Question

Which have van’t Hoff factors the same as ${K_4}\left[ {Fe{{\left( {CN} \right)}_6}} \right]$.
A. $A{l_2}{\left( {S{O_4}} \right)_3}$
B. $Mg{\left( {N{O_3}} \right)_2}$
C. $CaC{l_2}$
D. $NaN{O_3}$

Answer 1

Hint: van’t Hoff factor gives a deep understanding of the effect of the solutes on the colligative properties of solutions. Colligative properties are those properties that depend upon the number of solute particles (molecules or ions) and not upon the nature of the solute. In the case of non-electrolytes such as sugar, the experimental value of the colligative property agrees with the theoretically calculated value because one mole of a nonelectrolyte gives one mole of particles. However, a solution containing one mole of an electrolyte such as NaCl contains 2 moles of particles (1 mole of $N{a^ + }$ and one mole of $C{l^ - }$).

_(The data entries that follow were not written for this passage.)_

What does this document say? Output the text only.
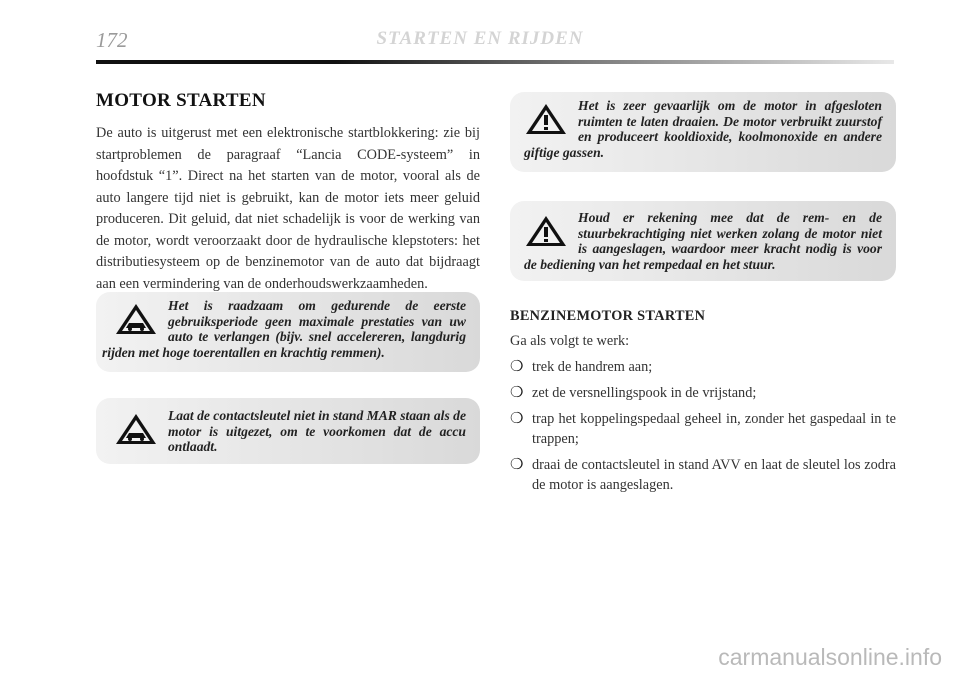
172	STARTEN EN RIJDEN
MOTOR STARTEN

De auto is uitgerust met een elektronische startblokkering: zie bij startproblemen de paragraaf “Lancia CODE-systeem” in hoofdstuk “1”. Direct na het starten van de motor, vooral als de auto langere tijd niet is gebruikt, kan de motor iets meer geluid produceren. Dit geluid, dat niet schadelijk is voor de werking van de motor, wordt veroorzaakt door de hydraulische klepstoters: het distributiesysteem op de benzinemotor van de auto dat bijdraagt aan een vermindering van de onderhoudswerkzaamheden.

Het is raadzaam om gedurende de eerste gebruiksperiode geen maximale prestaties van uw auto te verlangen (bijv. snel accelereren, langdurig rijden met hoge toerentallen en krachtig remmen).

Laat de contactsleutel niet in stand MAR staan als de motor is uitgezet, om te voorkomen dat de accu ontlaadt.

Het is zeer gevaarlijk om de motor in afgesloten ruimten te laten draaien. De motor verbruikt zuurstof en produceert kooldioxide, koolmonoxide en andere giftige gassen.

Houd er rekening mee dat de rem- en de stuurbekrachtiging niet werken zolang de motor niet is aangeslagen, waardoor meer kracht nodig is voor de bediening van het rempedaal en het stuur.

BENZINEMOTOR STARTEN

Ga als volgt te werk:

❍ trek de handrem aan;
❍ zet de versnellingspook in de vrijstand;
❍ trap het koppelingspedaal geheel in, zonder het gaspedaal in te trappen;
❍ draai de contactsleutel in stand AVV en laat de sleutel los zodra de motor is aangeslagen.
carmanualsonline.info
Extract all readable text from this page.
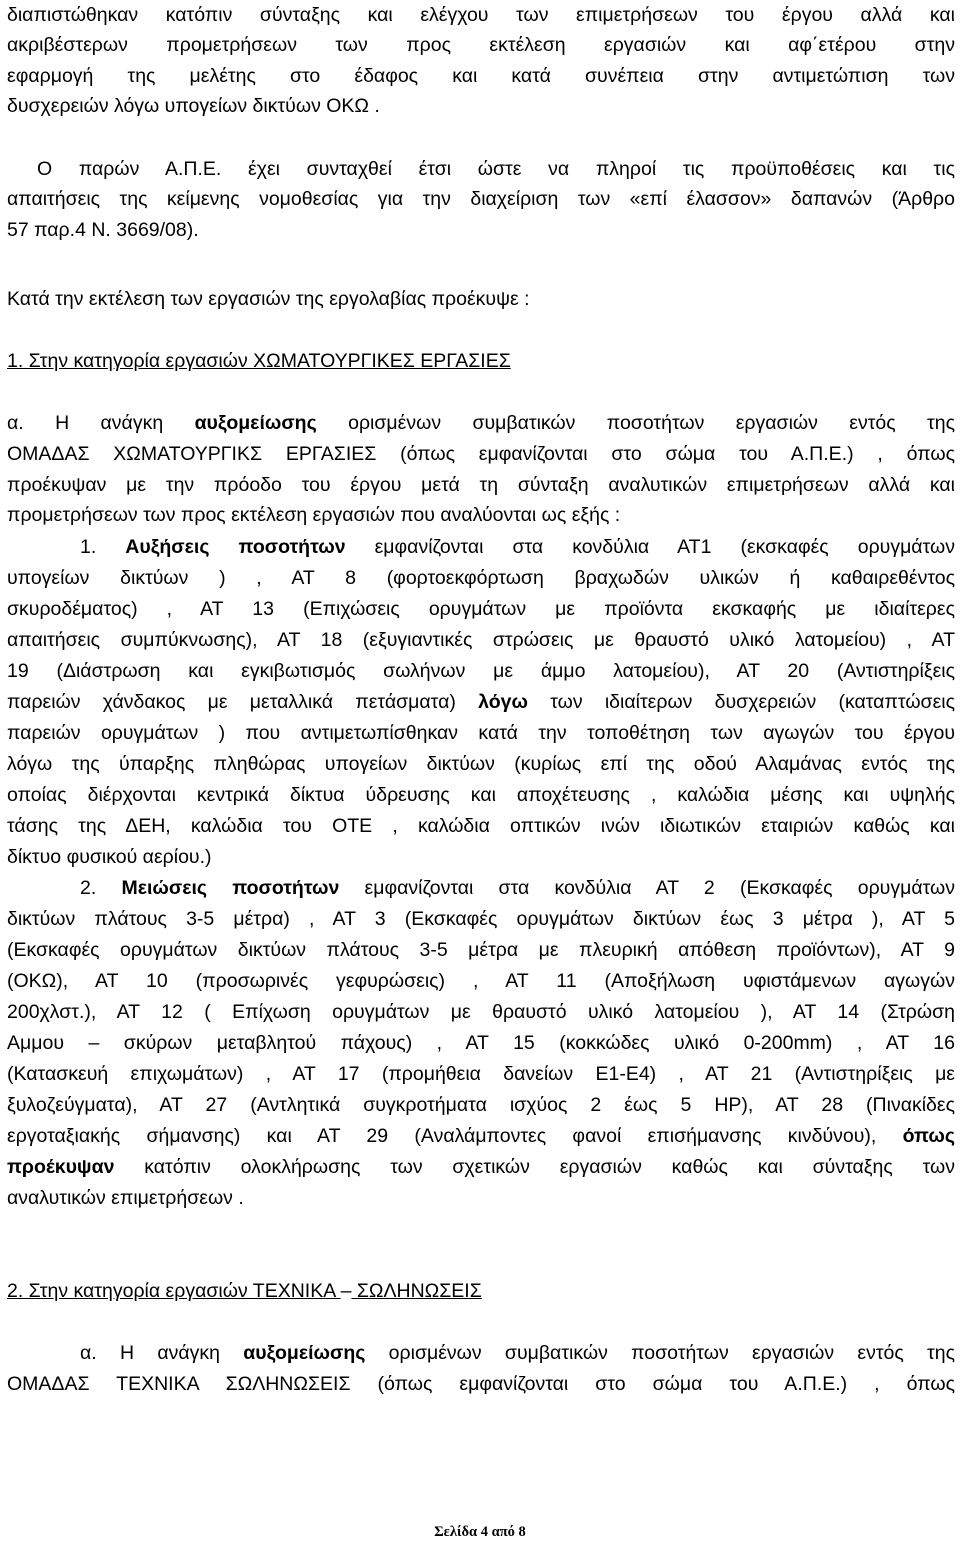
διαπιστώθηκαν κατόπιν σύνταξης και ελέγχου των επιμετρήσεων του έργου αλλά και

ακριβέστερων προμετρήσεων των προς εκτέλεση εργασιών και αφ΄ετέρου στην

εφαρμογή της μελέτης στο έδαφος και κατά συνέπεια στην αντιμετώπιση των

δυσχερειών λόγω υπογείων δικτύων ΟΚΩ .

Ο παρών Α.Π.Ε. έχει συνταχθεί έτσι ώστε να πληροί τις προϋποθέσεις και τις

απαιτήσεις της κείμενης νομοθεσίας για την διαχείριση των «επί έλασσον» δαπανών (Άρθρο

57 παρ.4 Ν. 3669/08).

Κατά την εκτέλεση των εργασιών της εργολαβίας προέκυψε :

1. Στην κατηγορία εργασιών ΧΩΜΑΤΟΥΡΓΙΚΕΣ ΕΡΓΑΣΙΕΣ

α. Η ανάγκη αυξομείωσης ορισμένων συμβατικών ποσοτήτων εργασιών εντός της

ΟΜΑΔΑΣ ΧΩΜΑΤΟΥΡΓΙΚΣ ΕΡΓΑΣΙΕΣ (όπως εμφανίζονται στο σώμα του Α.Π.Ε.) , όπως

προέκυψαν με την πρόοδο του έργου μετά τη σύνταξη αναλυτικών επιμετρήσεων αλλά και

προμετρήσεων των προς εκτέλεση εργασιών που αναλύονται ως εξής :

1. Αυξήσεις ποσοτήτων εμφανίζονται στα κονδύλια ΑΤ1 (εκσκαφές ορυγμάτων

υπογείων δικτύων ) , ΑΤ 8 (φορτοεκφόρτωση βραχωδών υλικών ή καθαιρεθέντος

σκυροδέματος) , ΑΤ 13 (Επιχώσεις ορυγμάτων με προϊόντα εκσκαφής με ιδιαίτερες

απαιτήσεις συμπύκνωσης), ΑΤ 18 (εξυγιαντικές στρώσεις με θραυστό υλικό λατομείου) , ΑΤ

19 (Διάστρωση και εγκιβωτισμός σωλήνων με άμμο λατομείου), ΑΤ 20 (Αντιστηρίξεις

παρειών χάνδακος με μεταλλικά πετάσματα) λόγω των ιδιαίτερων δυσχερειών (καταπτώσεις

παρειών ορυγμάτων ) που αντιμετωπίσθηκαν κατά την τοποθέτηση των αγωγών του έργου

λόγω της ύπαρξης πληθώρας υπογείων δικτύων (κυρίως επί της οδού Αλαμάνας εντός της

οποίας διέρχονται κεντρικά δίκτυα ύδρευσης και αποχέτευσης , καλώδια μέσης και υψηλής

τάσης της ΔΕΗ, καλώδια του ΟΤΕ , καλώδια οπτικών ινών ιδιωτικών εταιριών καθώς και

δίκτυο φυσικού αερίου.)

2. Μειώσεις ποσοτήτων εμφανίζονται στα κονδύλια ΑΤ 2 (Εκσκαφές ορυγμάτων

δικτύων πλάτους 3-5 μέτρα) , ΑΤ 3 (Εκσκαφές ορυγμάτων δικτύων έως 3 μέτρα ), ΑΤ 5

(Εκσκαφές ορυγμάτων δικτύων πλάτους 3-5 μέτρα με πλευρική απόθεση προϊόντων), ΑΤ 9

(ΟΚΩ), ΑΤ 10 (προσωρινές γεφυρώσεις) , ΑΤ 11 (Αποξήλωση υφιστάμενων αγωγών

200χλστ.), ΑΤ 12 ( Επίχωση ορυγμάτων με θραυστό υλικό λατομείου ), ΑΤ 14 (Στρώση

Αμμου – σκύρων μεταβλητού πάχους) , ΑΤ 15 (κοκκώδες υλικό 0-200mm) , ΑΤ 16

(Κατασκευή επιχωμάτων) , ΑΤ 17 (προμήθεια δανείων Ε1-Ε4) , ΑΤ 21 (Αντιστηρίξεις με

ξυλοζεύγματα), ΑΤ 27 (Αντλητικά συγκροτήματα ισχύος 2 έως 5 ΗΡ), ΑΤ 28 (Πινακίδες

εργοταξιακής σήμανσης) και ΑΤ 29 (Αναλάμποντες φανοί επισήμανσης κινδύνου), όπως

προέκυψαν κατόπιν ολοκλήρωσης των σχετικών εργασιών καθώς και σύνταξης των

αναλυτικών επιμετρήσεων .

2. Στην κατηγορία εργασιών ΤΕΧΝΙΚΑ – ΣΩΛΗΝΩΣΕΙΣ

α. Η ανάγκη αυξομείωσης ορισμένων συμβατικών ποσοτήτων εργασιών εντός της

ΟΜΑΔΑΣ ΤΕΧΝΙΚΑ ΣΩΛΗΝΩΣΕΙΣ (όπως εμφανίζονται στο σώμα του Α.Π.Ε.) , όπως

Σελίδα 4 από 8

Similarly, 1 mole of $CaC{l_2}$would produce 3 moles of ions in solutions. The particles in the solution will be less when the association takes place. Since the colligative properties of the solution depend upon the number of particles in the given volume, the value observed becomes higher or lower than the calculated values.
Dissociation leads to an increase in the number of particles, hence the colligative properties will show higher values. In the case of an association, the number of solute particles decreases, and consequently, the colligative properties will show abnormally reduced values.
The Van't Hoff factor is denoted by ‘i’.

Complete step by step answer:
Let us calculate the van’t Hoff factor for ${K_4}\left[ {Fe{{\left( {CN} \right)}_6}} \right]$
${K_4}\left[ {Fe{{\left( {CN} \right)}_6}} \right]$ dissociates into $4{K^ + }$ and ${\left[ {Fe{{\left( {CN} \right)}_6}} \right]^{4 - }}$
$i = 1 + 4 = 5$
Van’t Hoff factor for ${K_4}\left[ {Fe{{\left( {CN} \right)}_6}} \right]$ is 5.

A.First option is $A{l_2}{\left( {S{O_4}} \right)_3}$ . Let us calculate the van’t Hoff factor for $A{l_2}{\left( {S{O_4}} \right)_3}$.$A{l_2}{\left( {S{O_4}} \right)_3}$ dissociates into $2A{l^{3 + }}$ and $3SO_4^{2 - }$.
$\Rightarrow i = 3 + 2 = 5$
Van’t Hoff factor for $A{l_2}{\left( {S{O_4}} \right)_3}$ is 5.

B.Second option is $Mg{\left( {N{O_3}} \right)_2}$. Let us calculate the van’t Hoff factor for $Mg{\left( {N{O_3}} \right)_2}$.
$Mg{\left( {N{O_3}} \right)_2}$ dissociates into $M{g^{2 + }}$ and $2NO_3^ - $
$\Rightarrow i = 2 + 1 = 3$
Van’t Hoff factor for $Mg{\left( {N{O_3}} \right)_2}$ is 3.

C.Third option is $CaC{l_2}$. Let us calculate the van’t Hoff factor for $CaC{l_2}$.
$CaC{l_2}$ dissociates into $C{a^{2 + }}$ and $2C{l^ - }$
$\Rightarrow i = 2 + 1 = 3$
Van’t Hoff factor for $CaC{l_2}$ is 3.

4.Fourth option is $NaN{O_3}$ . Let us calculate the van’t Hoff factor for $NaN{O_3}$.
$NaN{O_3}$ dissociates into $N{a^ + }$and $NO_3^ - $
$\Rightarrow i = 1 + 1 = 2$
Van’t Hoff factor for $NaN{O_3}$ is 2.

After discussing we can conclude that van’t Hoff factor of $A{l_2}{\left( {S{O_4}} \right)_3}$ is same as van’t Hoff factor of ${K_4}\left[ {Fe{{\left( {CN} \right)}_6}} \right]$ which is equal to 5.


So, the correct answer is Option A .

Note: Degree of Association: - The degree of association is defined as the fraction of the total number of molecules which combine to form associated molecules viz. dimers, trimmers, etc.

Degree of dissociation: - The degree of dissociation is defined as the fraction of the total number of molecules which dissociate, i.e. break into simpler molecules or ions.